Another successful event!

WAHA’s most popular tour took place on December 7 & 8, 2013 celebrating A Jolly Holiday in Oxford Square.

To all of you that attended this year's tour, your support of our non-profit organization is very much appreciated.

 

About Historic Oxford Square

When West Adams was first being settled, many considered the location much too distant from the city center, where the grand Victorian homes clustered on Bunker Hill. It was the introduction of the streetcar that was paramount to the growth and expansion of Los Angeles, as the young city began expanding outward from its downtown core at the beginning of the 20th Century.  Oxford Square was first laid out in 1907 by Emil Firth, a Bohemian immigrant, who came to America in 1874.

Creating wide avenues and large lots, Firth advertised Oxford Square as a "refined and aristocratic" area, and promoted the inclusion of modern conveniences such as  ornamental “electroliers” as well as “wide concrete walks, combination curbs and gutters and oil tamped streets,… all completed and of the very best quality.  The prices for these beautiful lots range from $1000 up and terms are extremely easy.”

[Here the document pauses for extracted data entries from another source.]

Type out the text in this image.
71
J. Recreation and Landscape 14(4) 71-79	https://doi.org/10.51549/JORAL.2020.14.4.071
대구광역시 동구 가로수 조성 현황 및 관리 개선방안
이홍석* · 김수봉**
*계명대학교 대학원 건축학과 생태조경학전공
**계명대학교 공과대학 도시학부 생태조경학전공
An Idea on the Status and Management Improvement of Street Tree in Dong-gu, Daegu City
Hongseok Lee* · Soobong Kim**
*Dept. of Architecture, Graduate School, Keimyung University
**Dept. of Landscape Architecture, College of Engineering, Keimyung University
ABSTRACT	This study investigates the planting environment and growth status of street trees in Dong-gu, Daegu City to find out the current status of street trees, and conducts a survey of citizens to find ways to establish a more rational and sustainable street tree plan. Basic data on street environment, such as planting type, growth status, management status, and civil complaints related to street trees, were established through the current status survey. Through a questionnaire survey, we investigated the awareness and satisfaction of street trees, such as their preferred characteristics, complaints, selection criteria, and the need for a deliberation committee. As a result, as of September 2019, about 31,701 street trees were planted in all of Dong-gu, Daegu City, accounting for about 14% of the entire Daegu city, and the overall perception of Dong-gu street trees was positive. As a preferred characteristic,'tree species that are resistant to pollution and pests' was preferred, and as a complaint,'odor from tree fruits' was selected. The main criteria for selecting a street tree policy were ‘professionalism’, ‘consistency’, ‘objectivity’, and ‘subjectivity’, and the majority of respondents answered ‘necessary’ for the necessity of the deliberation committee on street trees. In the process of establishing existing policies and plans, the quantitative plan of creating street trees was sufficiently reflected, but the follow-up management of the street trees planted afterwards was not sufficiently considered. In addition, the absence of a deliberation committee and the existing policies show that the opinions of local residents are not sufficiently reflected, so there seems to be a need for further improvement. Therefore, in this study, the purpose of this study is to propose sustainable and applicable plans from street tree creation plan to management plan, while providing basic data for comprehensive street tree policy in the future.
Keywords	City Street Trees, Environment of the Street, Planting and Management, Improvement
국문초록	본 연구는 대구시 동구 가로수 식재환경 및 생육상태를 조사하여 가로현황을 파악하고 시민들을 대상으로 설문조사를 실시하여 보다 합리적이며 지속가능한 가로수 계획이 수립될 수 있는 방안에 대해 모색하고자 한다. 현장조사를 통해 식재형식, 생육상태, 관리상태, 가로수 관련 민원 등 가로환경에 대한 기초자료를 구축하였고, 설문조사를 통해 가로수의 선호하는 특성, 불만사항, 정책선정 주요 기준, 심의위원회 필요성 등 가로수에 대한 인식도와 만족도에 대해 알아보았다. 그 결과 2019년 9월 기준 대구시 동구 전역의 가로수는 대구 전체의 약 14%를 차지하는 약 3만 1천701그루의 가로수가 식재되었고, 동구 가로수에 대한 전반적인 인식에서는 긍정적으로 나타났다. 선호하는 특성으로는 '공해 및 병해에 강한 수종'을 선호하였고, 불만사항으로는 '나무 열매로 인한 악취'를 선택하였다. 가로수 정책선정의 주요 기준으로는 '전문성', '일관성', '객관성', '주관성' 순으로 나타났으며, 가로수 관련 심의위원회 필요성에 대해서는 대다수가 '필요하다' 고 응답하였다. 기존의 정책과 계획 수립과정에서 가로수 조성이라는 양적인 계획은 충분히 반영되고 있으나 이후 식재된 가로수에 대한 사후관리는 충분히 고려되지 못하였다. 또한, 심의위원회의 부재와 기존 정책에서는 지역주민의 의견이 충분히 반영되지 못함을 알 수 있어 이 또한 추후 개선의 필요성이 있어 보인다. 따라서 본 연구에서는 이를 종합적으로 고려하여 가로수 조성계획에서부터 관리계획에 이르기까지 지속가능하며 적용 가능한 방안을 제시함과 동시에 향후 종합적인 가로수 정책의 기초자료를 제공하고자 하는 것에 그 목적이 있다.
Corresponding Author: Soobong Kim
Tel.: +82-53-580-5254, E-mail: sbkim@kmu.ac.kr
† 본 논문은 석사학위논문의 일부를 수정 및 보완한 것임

The development that Firth laid out stretched from Pico north, almost to Wilshire. WAHA will be visiting the area where the very first homes were built in this new tract.  Several grand residences were built in the Arts & Crafts style during the first ten years, taking advantage of the views afforded by the knoll on which they were built.  The population boom of the 20’s expanded the building styles to the more modest Craftsman and Period Revival styles popular by then, and by 1940, the infill was complete.  The area remains virtually unchanged to this day.